Marlyville / Fontainebleau / Broadmoor Preservation
post-Katrina and beyond...









press clipping

Three wounded in second-line shootings

Celebration in N.O. ends in gunfire
Monday, January 16, 2006
By Susan Finch
Staff writer

Three people were wounded by gunfire Sunday afternoon on Orleans Avenue after a second-line parade that attracted thousands of people, including hurricane-displaced residents who were back in town for a day of celebration.

Police were busy Sunday night trying to figure out what prompted the shootings, which broke out at least twice between Claiborne Avenue and Broad Street, the end point of a procession that started in front of the Backstreet Cultural Museum on St. Claude Avenue. One onlooker said there were two gunmen.

The parade ended about 4 p.m., and shortly afterward police officers patrolling the parade route heard gunfire. They first found a 34-year-old man with multiple wounds at Orleans and Dorgenois Street, police spokesman Gary Flot said.

Minutes later, after more shots rang out, officers found an 18-year-old woman, 18, wounded in the leg at the Orleans and North Rocheblave Street. A man, 20, also was shot in the leg, in the same area along Orleans Avenue.

All three were admitted to local hospitals, where the 34-year-old was listed in guarded condition; the 20-year-old was in fair condition, and the 18-year-old in good condition Sunday night, Flot said. Their names were not immediately available, he said.


Violence at the fringe


Dozens of police cars moved in after the gunfire to disperse the huge crowd that gathered on Broad for what had been a festive occasion for New Orleanians determined to make their way back from temporary homes in places such as Houston and Atlanta. The Social Aid & Pleasure Club All-Star Second-Line featured clubs marching in support of New Orleans' renewal and their own role in the city's future.

"This is not what I came back here to see," said Delanda Garner, who was scheduled to head back to Houston today.

Many elderly people and children were on hand for the parade when the bullets started flying, she said. "You couldn't do nothing in this situation but pray and hope they don't get hit by an unnamed bullet," Garner said.

Since Hurricane Katrina, Houston has also been a temporary home for Chris Boykin, 33, who has three businesses in the New Orleans area, and Darrel Jenkins, 38, who works for Boh Bros. Construction Co.

Back Sunday for the first time since Katrina, both said they're determined to rebuild their lives here, though they were clearly disgusted about the violence at the fringe of the parade.

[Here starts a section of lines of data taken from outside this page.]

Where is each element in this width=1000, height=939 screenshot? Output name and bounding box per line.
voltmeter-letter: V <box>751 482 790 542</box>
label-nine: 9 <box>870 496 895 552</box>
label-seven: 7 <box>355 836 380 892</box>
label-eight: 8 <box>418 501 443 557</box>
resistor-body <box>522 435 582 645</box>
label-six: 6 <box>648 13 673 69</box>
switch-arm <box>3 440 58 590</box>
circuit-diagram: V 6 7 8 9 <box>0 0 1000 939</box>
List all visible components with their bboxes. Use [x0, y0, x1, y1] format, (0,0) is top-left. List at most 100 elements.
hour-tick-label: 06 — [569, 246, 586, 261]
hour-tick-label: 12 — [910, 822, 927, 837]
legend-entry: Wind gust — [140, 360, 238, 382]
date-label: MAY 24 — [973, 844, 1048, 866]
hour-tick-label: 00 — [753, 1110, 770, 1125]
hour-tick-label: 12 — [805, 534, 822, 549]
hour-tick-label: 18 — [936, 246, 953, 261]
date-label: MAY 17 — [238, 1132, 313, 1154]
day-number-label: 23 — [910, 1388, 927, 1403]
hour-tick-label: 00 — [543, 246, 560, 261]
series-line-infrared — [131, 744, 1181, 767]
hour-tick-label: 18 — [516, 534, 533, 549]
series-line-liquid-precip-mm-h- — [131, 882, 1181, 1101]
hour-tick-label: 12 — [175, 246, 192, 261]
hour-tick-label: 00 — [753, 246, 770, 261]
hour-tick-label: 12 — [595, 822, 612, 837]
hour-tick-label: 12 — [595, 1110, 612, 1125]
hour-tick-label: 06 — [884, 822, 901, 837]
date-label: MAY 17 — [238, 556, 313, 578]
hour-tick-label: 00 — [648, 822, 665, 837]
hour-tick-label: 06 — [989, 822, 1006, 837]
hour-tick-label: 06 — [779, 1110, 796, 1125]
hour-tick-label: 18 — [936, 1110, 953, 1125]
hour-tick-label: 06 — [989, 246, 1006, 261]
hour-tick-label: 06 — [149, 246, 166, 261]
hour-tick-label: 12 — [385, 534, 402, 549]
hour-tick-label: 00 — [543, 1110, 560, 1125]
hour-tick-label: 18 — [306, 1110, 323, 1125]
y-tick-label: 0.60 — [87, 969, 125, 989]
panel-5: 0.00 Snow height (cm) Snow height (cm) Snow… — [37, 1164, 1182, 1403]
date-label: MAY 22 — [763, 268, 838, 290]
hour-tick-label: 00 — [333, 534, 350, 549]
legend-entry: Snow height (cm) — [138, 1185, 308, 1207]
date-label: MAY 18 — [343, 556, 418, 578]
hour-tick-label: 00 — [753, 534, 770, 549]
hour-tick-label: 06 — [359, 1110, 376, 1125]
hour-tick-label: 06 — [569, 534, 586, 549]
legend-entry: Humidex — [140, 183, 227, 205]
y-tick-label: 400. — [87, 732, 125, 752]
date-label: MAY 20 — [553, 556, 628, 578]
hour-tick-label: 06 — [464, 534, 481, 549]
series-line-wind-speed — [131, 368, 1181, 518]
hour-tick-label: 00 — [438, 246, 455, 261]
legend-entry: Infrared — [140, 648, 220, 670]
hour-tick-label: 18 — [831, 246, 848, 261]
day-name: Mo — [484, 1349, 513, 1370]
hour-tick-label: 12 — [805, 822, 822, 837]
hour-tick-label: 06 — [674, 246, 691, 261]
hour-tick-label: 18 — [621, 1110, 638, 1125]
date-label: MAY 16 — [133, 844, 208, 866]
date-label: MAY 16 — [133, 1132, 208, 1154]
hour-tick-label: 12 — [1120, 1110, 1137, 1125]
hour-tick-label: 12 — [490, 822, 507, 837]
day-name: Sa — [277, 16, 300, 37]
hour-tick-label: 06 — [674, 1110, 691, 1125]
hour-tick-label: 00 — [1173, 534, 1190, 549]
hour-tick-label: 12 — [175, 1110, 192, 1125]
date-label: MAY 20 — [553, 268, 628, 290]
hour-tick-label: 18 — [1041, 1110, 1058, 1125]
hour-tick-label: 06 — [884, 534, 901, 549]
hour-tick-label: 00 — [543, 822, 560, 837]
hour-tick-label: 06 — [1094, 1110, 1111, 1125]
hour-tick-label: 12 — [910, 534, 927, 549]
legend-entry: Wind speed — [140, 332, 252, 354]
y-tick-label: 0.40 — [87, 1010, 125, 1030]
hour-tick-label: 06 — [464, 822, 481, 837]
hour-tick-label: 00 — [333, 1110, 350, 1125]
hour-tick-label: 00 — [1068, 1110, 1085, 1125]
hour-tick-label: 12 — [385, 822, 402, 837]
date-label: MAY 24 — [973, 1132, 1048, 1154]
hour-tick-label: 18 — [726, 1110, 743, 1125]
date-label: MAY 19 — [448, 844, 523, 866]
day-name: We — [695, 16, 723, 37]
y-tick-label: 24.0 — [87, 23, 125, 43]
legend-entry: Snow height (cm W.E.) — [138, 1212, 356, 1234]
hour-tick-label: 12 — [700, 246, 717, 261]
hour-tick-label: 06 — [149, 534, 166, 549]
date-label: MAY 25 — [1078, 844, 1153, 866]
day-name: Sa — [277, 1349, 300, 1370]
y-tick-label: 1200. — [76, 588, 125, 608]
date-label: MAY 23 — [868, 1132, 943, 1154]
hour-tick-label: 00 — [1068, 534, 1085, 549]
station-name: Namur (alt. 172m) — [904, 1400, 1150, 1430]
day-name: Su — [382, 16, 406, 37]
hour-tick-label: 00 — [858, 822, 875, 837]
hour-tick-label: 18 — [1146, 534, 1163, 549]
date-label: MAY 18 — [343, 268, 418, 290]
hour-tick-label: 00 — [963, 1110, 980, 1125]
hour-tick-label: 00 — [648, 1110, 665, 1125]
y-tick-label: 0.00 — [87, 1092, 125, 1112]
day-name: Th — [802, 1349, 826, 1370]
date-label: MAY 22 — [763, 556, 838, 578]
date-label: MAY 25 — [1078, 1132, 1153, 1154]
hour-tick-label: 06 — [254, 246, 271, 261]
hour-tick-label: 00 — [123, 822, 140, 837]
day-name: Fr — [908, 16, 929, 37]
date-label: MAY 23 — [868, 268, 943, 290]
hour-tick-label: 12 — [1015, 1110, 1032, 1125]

"We want to come home, but we don't want to come home to this," Jenkins said.


Too close to home


The root of incidents like the one Sunday, Jenkins said, is the tendency of some individuals to use big gatherings to retaliate against their enemies: "Out of 50 second-lines, 39 to 40 are going to have a shooting," he said. "If I've got a beef with you, I can guarantee you I'm going to see you at a second-line."

The shooting at Orleans and North Dorgenois especially affected one bystander because, she said, her brother was killed in gunfire in New Orleans 12 years ago.

Angel Green, 31, came to see the second-line from Colorado, where she has been living since Katrina blew the roof off her Algiers home.

She said she heard the shots at Orleans and North Dorgenois: "Pop, pop, pop, pop."

"I guess I was about 15 feet away," she said. Green said she did not witness the shooting itself, but a man with a black shirt, who she said did the shooting, ran past her.

"We just started ducking. A woman said, 'That's my nephew.' She fell into my arms crying. I was hysterical, me," she said.

The sight of the wounded man brought back memories of her personal tragedy, when her brother, Ernest Anderson, then 18, of Algiers, was fatally shot Aug. 26, 1993, in the 700 block of Whitney Avenue.

"It took a toll on me to see him lying down, shot up like that," she said of Sunday's victim.

. . . . . . .

Staff writer Bob Ussery contributed to this report.